去年、流行語大賞にもノミネートされた「リスキリング」。新しい知識を学び直し、デジタル化などで課題解決をめざす動きが全国の自治体などで急速に進んでいます。
ベネッセコーポレーション 社会人教育事業本部 飯田智紀本部長
「北は茨城、南は熊本からキックオフイベントにお集まり頂きました」
きょう、ベネッセと全国45の自治体が「リスキリングネットワーク」を発足しました。それぞれの自治体でのデジタル化における成功事例や悩みなどを共有し、より一層、リスキリングを推進するためです。
コンビニなどのセルフレジやメタバース上での買い物など、身近なところで進んでいるデジタル化の波。自治体でもリスキリングによる人材育成が進んでいます。

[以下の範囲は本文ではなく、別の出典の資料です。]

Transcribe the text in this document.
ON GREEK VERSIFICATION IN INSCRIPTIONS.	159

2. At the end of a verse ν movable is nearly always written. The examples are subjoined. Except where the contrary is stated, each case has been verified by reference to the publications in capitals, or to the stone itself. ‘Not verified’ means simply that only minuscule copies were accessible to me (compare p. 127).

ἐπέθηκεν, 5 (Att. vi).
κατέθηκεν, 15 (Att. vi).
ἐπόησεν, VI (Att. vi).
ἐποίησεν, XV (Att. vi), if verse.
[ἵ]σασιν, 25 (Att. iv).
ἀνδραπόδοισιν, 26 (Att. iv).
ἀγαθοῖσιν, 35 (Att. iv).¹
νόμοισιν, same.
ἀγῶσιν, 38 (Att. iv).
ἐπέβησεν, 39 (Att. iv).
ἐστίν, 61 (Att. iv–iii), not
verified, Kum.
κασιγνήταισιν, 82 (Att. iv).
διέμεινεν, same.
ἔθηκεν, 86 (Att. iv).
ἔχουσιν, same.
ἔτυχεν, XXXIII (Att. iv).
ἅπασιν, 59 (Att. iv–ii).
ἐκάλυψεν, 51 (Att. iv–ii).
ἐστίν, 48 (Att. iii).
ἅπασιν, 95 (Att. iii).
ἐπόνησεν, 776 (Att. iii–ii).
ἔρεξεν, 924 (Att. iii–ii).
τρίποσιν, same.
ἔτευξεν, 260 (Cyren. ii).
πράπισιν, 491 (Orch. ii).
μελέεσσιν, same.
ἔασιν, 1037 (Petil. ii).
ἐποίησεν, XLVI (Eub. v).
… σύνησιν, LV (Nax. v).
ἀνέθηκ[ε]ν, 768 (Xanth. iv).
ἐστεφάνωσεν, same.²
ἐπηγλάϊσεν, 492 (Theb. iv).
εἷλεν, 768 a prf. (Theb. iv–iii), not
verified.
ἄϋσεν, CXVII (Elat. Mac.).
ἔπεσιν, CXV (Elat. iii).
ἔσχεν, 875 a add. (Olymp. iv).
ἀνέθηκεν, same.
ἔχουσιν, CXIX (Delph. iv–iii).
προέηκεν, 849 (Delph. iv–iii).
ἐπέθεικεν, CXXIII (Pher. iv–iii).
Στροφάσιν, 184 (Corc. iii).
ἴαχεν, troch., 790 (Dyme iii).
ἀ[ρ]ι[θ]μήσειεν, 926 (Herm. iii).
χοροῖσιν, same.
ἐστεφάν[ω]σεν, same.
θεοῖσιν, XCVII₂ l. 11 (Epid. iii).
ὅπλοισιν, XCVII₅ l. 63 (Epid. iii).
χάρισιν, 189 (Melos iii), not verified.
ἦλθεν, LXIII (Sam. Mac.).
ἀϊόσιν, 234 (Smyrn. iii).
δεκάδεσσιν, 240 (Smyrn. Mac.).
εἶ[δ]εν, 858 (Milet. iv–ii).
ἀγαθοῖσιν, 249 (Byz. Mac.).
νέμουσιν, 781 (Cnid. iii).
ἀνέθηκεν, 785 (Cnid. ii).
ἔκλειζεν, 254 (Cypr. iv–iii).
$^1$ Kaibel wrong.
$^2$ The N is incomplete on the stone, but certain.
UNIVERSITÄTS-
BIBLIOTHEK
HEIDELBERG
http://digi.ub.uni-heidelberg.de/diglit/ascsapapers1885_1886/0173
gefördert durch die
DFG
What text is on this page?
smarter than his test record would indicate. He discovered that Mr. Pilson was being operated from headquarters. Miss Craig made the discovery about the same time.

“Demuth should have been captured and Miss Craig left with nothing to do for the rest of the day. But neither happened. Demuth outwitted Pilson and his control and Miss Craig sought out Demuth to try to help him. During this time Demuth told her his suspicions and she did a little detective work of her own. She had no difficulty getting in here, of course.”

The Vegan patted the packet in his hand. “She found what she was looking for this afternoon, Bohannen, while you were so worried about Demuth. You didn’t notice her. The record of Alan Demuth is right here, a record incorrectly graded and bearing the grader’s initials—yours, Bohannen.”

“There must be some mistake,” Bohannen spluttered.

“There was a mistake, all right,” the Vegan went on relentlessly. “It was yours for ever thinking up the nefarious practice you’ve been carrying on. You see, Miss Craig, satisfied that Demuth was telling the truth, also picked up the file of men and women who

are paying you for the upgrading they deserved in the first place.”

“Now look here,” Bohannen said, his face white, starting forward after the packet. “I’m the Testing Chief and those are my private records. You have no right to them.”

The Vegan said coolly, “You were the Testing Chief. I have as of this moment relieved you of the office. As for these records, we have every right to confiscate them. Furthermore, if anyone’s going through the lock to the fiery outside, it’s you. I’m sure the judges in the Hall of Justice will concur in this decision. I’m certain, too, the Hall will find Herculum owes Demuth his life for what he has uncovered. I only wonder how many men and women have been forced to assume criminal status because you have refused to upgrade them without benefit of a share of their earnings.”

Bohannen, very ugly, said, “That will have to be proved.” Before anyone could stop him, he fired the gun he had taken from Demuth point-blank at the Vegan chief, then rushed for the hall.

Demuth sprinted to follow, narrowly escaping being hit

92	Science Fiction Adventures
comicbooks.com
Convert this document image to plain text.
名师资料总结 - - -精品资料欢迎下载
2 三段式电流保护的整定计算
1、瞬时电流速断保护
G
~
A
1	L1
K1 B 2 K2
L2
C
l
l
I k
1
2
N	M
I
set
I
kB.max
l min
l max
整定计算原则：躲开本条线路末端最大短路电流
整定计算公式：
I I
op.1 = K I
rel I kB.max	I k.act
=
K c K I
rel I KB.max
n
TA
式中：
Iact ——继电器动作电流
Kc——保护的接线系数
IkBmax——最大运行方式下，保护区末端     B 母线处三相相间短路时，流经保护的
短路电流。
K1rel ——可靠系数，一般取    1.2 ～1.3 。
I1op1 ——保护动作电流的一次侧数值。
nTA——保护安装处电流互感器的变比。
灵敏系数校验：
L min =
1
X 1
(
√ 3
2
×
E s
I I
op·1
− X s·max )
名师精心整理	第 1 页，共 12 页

「『DXとはなんですか?』と聞かれた時に、意味をすぐ答えられるようになること」
江戸川区では、コロナ禍をきっかけに市民サービスなどのデジタル化が一気に加速。ITの知識を持った職員を増やすため、リスキリングに力をいれています。
ここ1年で200人ほどの職員が講座を受講。40~50代が多い管理職も必須となっています。この結果、江戸川区では今年度中に手続きや相談のほとんどでオンライン対応が可能になるといいます。
江戸川区 DX推進課 渡邊良光課長
「区の職員もICTを有効活用して、区民サービスの向上を図る必要がある。ITのリテラシー、スキルを学ぶことで、現場からDX(デジタル化)を進める“起爆剤”に」
精密機器大手の「キヤノン」が行っている研修。ソフトウェア技術者の育成が目的です。
パソコンに並ぶ難しそうなプログラミング言語。しかし…
研修生(30代)
「元々はハードウェア(機械)の設計。ほぼソフトウェア開発には携わったことがない」
未経験者も参加しているのです。研修が終わると、ほとんどが学んだ専門知識を使う部署に配属されます。まさに社内転職です。
キヤノン CIST推進部 高美 誠部長
「今、どこの会社も人材不足。当社では社員ひとりひとりが社会の変化に合わせて、新たな知識やスキルを身に付けていく『変身力』が非常に重要」
研修に参加する社員の最高齢は50代前半。人生100年時代…いくつになってもリスキリングの姿勢が求められています。